Pharmacokinetic Evaluation by Modeling and Simulation Analysis of a Donepezil Patch Formulation in Healthy Male Volunteers

Abstract

Introduction

This study characterized the pharmacokinetics (PKs) of a donepezil patch formulation currently under development, using mixed effect modeling analysis, and explored optimal patch dosing regimens in comparison with the donepezil oral formulation.

Methods

PK data used in this analysis were from 60 healthy Korean male subjects participating in two Phase I studies, where subjects received single or multiple doses of donepezil of 43.75, 87.5, and 175 mg via patches, and 12 of them received a single oral dose of 10 mg of donepezil, followed by a single dose of donepezil via a patch. Donepezil PKs were analyzed by nonlinear mixed effect modeling using NONMEM software.

Results

A well-stirred model with two-compartment distribution and delayed absorption was chosen as the best model for the oral formulation. The PKs of donepezil after the patch applications were best described by a two-compartment linear model with zero-order absorption (D2) and absorption delay. The relative bioavailability (BA) of donepezil after the patch application compared with oral dosing was described to be affected by the duration of patch application.

Conclusion

PK simulations based on the chosen PK models suggested that, overall, donepezil exposure in plasma is similar whether with 10 mg of oral donepezil every 24 h or a 175 mg patch every 72 h, and likewise with 5 mg of oral donepezil every 24 h or an 87.5 mg patch every 72 h.

Keywords:

• clinical trial(s)
• clinical trial simulation(s)
• pharmacokinetics
• pharmacometrics
• analysis

Acknowledgments

This work was supported by iCure Pharmaceutical Incorporated (Seoul, Republic of Korea), the manufacturer of the donepezil patch. The authors have had no financial relationships in the past 3 years with any organization that might have an interest in the submitted work, and there are no other relationships or activities that could have influenced the results and interpretation of the submitted work. The abstract of this paper was presented at the Alzheimer’s Association International Conference as a poster presentation. The poster’s abstract was published in “Poster Abstracts” in Alzheimer’s & Dementia. The URL is as follows:https://www.clinicaltherapeutics.com/article/S0149-2918(17)30468-X/fulltext.

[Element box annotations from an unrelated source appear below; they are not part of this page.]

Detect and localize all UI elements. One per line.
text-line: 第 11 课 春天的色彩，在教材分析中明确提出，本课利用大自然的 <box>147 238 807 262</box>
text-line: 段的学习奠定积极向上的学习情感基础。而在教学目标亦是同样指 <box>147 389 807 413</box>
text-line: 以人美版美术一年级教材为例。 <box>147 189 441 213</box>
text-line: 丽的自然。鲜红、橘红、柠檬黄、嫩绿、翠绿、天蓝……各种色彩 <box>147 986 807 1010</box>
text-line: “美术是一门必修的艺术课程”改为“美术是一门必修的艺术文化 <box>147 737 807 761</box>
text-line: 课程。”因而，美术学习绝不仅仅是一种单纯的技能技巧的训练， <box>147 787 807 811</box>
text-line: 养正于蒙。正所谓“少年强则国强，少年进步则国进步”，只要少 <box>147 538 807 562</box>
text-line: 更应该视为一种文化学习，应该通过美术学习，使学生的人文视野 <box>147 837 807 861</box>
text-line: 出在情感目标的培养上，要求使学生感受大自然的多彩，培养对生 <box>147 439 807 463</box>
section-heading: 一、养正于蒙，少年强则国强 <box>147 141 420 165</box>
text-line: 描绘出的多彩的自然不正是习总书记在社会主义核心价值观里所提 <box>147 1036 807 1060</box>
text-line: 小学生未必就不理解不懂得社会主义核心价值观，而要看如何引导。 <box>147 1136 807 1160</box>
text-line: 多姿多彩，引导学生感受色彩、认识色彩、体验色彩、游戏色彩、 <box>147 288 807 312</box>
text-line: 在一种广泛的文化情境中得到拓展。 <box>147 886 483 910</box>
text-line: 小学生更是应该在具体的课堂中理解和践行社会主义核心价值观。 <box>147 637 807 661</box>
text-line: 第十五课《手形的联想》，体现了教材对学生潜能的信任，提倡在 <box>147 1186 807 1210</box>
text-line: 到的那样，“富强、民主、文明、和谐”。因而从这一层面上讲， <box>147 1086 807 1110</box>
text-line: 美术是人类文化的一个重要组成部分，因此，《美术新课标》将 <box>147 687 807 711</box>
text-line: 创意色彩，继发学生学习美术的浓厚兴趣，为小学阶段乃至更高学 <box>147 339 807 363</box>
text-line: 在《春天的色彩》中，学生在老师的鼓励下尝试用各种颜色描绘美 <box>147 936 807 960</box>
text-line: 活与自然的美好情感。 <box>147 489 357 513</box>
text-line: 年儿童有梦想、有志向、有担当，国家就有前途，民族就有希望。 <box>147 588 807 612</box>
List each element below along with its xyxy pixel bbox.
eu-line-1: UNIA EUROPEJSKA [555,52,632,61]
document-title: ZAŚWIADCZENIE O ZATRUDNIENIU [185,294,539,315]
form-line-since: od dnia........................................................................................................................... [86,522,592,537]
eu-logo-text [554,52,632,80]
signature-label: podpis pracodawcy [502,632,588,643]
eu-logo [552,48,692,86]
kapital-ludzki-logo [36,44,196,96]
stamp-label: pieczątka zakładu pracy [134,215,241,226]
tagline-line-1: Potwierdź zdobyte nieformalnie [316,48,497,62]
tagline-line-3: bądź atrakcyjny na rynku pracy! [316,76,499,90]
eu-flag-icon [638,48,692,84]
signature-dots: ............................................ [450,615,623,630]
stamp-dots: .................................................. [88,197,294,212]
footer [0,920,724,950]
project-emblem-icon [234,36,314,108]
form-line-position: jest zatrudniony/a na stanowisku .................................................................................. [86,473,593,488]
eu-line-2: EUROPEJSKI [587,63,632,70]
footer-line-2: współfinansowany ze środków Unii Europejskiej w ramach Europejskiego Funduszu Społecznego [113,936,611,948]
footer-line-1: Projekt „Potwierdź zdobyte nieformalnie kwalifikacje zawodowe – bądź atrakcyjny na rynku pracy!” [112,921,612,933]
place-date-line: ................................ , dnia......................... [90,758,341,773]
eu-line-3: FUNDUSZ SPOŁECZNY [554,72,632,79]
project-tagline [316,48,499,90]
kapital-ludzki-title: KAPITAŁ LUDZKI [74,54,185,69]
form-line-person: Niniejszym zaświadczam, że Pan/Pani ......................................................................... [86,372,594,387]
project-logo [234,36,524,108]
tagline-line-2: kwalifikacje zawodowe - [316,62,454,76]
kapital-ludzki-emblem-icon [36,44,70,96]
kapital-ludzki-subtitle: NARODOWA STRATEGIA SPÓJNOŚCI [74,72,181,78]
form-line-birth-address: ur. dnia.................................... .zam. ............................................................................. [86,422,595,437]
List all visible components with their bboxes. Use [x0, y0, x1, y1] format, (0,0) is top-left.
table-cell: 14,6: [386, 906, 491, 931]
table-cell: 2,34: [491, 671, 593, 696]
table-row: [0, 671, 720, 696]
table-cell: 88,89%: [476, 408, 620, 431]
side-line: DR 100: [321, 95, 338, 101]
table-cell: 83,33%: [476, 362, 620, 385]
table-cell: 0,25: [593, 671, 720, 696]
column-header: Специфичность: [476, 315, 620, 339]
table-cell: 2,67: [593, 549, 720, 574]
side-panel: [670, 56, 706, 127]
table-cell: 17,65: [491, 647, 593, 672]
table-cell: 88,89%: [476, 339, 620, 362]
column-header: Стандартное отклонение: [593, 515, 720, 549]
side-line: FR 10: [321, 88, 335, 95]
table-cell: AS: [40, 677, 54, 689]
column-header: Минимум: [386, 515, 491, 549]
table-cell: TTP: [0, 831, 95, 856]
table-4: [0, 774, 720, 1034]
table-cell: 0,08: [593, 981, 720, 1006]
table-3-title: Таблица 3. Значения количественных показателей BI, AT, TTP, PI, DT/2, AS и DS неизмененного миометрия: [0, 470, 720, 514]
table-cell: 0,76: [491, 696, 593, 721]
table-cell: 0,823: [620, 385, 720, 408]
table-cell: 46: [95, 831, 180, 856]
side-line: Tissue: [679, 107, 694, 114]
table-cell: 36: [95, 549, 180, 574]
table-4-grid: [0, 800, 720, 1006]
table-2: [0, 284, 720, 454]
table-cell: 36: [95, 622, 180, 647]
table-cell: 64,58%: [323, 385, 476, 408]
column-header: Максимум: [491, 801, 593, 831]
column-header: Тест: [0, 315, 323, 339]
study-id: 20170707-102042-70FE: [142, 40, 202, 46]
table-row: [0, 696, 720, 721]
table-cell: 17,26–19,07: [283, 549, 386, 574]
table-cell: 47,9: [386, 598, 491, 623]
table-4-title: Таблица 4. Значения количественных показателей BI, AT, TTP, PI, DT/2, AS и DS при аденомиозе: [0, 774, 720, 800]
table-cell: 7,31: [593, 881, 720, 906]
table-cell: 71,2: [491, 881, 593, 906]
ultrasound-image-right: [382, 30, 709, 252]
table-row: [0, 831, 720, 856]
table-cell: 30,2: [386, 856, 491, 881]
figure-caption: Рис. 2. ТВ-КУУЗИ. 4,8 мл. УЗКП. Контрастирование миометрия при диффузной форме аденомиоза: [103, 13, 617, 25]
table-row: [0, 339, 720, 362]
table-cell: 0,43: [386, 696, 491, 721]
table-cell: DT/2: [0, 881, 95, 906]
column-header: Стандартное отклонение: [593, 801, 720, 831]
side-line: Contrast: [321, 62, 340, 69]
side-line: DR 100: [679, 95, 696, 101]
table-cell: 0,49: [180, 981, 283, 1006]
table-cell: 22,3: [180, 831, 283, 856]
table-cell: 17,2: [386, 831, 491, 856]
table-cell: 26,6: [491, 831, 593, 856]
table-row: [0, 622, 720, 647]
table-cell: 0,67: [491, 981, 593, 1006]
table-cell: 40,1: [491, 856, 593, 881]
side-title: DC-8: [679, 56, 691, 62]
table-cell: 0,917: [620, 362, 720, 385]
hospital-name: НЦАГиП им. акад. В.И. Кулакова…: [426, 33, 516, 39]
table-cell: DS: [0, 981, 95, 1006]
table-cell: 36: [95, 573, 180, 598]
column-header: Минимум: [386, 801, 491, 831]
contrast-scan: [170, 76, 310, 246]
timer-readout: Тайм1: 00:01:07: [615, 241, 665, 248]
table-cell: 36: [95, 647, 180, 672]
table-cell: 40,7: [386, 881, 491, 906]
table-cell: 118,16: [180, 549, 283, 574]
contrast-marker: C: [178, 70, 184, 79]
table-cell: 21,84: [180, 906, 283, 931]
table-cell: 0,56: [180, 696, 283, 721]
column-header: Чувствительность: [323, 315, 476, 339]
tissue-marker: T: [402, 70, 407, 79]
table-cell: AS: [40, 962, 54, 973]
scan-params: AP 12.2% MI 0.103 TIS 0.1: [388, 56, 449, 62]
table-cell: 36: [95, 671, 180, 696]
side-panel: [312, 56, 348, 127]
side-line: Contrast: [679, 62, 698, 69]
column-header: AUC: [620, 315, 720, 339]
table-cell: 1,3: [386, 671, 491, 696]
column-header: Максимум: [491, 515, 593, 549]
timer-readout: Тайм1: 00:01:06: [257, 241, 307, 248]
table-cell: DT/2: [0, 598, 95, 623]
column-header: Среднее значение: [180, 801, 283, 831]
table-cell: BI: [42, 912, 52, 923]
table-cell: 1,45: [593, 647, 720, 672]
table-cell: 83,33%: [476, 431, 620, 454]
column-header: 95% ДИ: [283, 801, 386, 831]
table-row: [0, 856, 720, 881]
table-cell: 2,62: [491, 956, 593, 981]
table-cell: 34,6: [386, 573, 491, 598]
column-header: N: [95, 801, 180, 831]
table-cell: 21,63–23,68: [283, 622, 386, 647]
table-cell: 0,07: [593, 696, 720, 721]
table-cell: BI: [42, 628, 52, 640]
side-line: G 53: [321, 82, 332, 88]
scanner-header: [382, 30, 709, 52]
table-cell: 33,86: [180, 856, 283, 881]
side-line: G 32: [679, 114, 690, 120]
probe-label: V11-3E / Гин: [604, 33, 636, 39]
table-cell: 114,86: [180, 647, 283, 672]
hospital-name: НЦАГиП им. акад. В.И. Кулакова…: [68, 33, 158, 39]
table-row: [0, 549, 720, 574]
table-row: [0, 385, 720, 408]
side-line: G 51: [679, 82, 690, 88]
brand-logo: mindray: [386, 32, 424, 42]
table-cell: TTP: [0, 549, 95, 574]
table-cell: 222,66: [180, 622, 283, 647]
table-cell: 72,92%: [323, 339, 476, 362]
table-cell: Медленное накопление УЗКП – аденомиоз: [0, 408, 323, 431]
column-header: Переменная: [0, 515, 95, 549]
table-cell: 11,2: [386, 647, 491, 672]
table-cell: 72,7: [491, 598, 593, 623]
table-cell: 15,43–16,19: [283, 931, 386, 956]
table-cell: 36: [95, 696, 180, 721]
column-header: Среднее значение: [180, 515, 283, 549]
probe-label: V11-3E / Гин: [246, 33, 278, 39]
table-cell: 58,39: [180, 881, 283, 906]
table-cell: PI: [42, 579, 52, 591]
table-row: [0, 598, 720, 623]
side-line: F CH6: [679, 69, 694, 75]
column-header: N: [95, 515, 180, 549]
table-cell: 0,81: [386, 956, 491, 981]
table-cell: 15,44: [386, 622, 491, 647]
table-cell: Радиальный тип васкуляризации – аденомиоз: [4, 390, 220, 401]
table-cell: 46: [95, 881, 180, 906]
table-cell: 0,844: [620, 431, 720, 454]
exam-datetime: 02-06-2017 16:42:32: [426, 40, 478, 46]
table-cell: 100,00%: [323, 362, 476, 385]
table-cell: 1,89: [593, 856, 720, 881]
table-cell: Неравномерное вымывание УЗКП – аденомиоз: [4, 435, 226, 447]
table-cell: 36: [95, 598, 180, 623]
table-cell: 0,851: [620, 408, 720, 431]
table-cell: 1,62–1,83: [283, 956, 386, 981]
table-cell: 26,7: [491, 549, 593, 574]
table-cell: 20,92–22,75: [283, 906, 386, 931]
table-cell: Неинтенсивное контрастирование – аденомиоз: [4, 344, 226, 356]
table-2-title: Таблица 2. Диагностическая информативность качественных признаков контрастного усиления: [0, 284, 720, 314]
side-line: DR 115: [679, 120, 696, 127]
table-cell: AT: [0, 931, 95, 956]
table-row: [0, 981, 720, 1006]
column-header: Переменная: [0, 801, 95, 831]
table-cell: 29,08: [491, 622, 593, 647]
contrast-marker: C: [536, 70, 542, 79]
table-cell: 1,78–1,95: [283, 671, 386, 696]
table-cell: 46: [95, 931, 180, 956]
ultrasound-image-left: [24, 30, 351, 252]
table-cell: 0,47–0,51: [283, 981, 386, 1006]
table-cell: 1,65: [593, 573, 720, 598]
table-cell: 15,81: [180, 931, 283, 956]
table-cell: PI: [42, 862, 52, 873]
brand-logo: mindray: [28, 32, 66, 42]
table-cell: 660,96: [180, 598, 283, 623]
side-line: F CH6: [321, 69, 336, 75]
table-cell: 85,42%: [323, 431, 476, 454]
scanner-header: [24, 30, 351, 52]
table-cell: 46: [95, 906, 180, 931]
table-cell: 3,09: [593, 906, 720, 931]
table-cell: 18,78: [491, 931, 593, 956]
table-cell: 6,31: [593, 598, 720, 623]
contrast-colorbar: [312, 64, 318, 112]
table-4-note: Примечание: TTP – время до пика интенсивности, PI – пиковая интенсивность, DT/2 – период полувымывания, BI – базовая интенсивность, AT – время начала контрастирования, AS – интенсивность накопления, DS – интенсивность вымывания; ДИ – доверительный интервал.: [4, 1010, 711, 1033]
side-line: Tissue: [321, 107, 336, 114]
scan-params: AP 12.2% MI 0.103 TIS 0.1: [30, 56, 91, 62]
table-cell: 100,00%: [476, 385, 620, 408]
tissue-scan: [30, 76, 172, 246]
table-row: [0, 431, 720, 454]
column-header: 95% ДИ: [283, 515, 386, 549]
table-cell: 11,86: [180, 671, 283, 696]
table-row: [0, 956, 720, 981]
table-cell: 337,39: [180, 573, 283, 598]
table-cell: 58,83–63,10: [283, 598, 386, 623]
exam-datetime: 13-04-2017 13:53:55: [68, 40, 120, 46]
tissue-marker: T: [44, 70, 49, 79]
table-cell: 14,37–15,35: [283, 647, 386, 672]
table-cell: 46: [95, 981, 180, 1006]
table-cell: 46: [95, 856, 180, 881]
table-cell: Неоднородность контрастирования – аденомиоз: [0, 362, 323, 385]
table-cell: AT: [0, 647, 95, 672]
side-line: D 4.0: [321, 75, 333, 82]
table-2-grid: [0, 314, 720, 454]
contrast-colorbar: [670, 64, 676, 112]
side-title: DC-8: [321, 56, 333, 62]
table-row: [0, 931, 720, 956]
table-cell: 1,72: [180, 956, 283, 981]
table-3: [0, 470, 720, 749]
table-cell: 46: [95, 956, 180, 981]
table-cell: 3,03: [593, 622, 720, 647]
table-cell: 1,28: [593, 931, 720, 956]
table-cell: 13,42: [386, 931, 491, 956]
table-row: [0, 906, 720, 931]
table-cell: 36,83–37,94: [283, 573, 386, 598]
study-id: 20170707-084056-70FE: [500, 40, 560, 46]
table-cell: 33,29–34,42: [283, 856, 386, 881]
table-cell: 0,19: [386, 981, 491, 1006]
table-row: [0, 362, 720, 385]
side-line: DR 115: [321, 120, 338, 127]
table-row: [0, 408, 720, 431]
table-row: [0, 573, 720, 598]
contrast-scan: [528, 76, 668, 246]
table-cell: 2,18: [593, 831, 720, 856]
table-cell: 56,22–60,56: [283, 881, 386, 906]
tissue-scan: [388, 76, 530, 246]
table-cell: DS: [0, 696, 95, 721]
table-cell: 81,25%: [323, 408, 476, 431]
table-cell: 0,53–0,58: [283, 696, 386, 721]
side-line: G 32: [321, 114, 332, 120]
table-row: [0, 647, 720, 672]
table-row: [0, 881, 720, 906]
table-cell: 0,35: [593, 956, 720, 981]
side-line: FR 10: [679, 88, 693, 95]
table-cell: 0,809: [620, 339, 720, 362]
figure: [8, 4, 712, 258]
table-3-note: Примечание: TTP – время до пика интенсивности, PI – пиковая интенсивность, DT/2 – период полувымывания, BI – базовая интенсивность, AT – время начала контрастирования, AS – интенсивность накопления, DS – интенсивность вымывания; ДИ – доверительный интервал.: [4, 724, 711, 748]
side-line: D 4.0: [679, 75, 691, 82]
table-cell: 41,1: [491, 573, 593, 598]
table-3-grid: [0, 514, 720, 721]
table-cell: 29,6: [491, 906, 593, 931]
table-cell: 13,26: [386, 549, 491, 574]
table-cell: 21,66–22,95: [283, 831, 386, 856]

This paper was checked and edited by Bioedit^® LTD on the 15th December 2017.

Abbreviations

ALAG, absorption delay; ALAG2, absorption lag for central compartment; ADUR, actual duration of patch application; BA, relative bioavailability; CI, confidence interval; CLFO, apparent total clearance of the drug from plasma after oral administration; CV, coefficient of variation; DV, dependent variable; D2, duration of zero-order absorption; ϵ, residual error; F2, bioavailability for peripheral compartment; FOCE, first-order conditional estimation method; IFF, baseline relative bioavailability; IIV, inter-individual variation; IPRED, individual predictions; Ka, absorption rate constant; Km, concentration at half maximum velocity; LC-MS/MS, liquid chromatography-tandem mass spectrometry; PDUR, planned duration of patch application; PRED, population predictions; MM, michaelis-menten; PK, pharmacokinetic; Q, intercompartmental clearance; Vc, central volume of distribution; Vd, volume of distribution; Vmax, maximum velocity; Vp, peripheral volume of distribution.

Data Sharing Statement

We are sorry that we cannot share the data. The data are intellectual properties of the sponsor.

Disclosure

HD, SK, YS, and YC were employees of iCure Pharmaceutical Incorporated at the time of the study. Ms Seok Kyu Yoon reports grants and non-financial support from iCure Pharmaceutical Incorporated, during the conduct of the study. Ms Dong Hyun Hong reports a patent 1017967710000 issued. Seong Su Kim reports a patent KR 10-1454362 issued. Dr Young Kweon Choi reports a patent 1017967710000 issued. The authors report no other conflicts of interest in this study.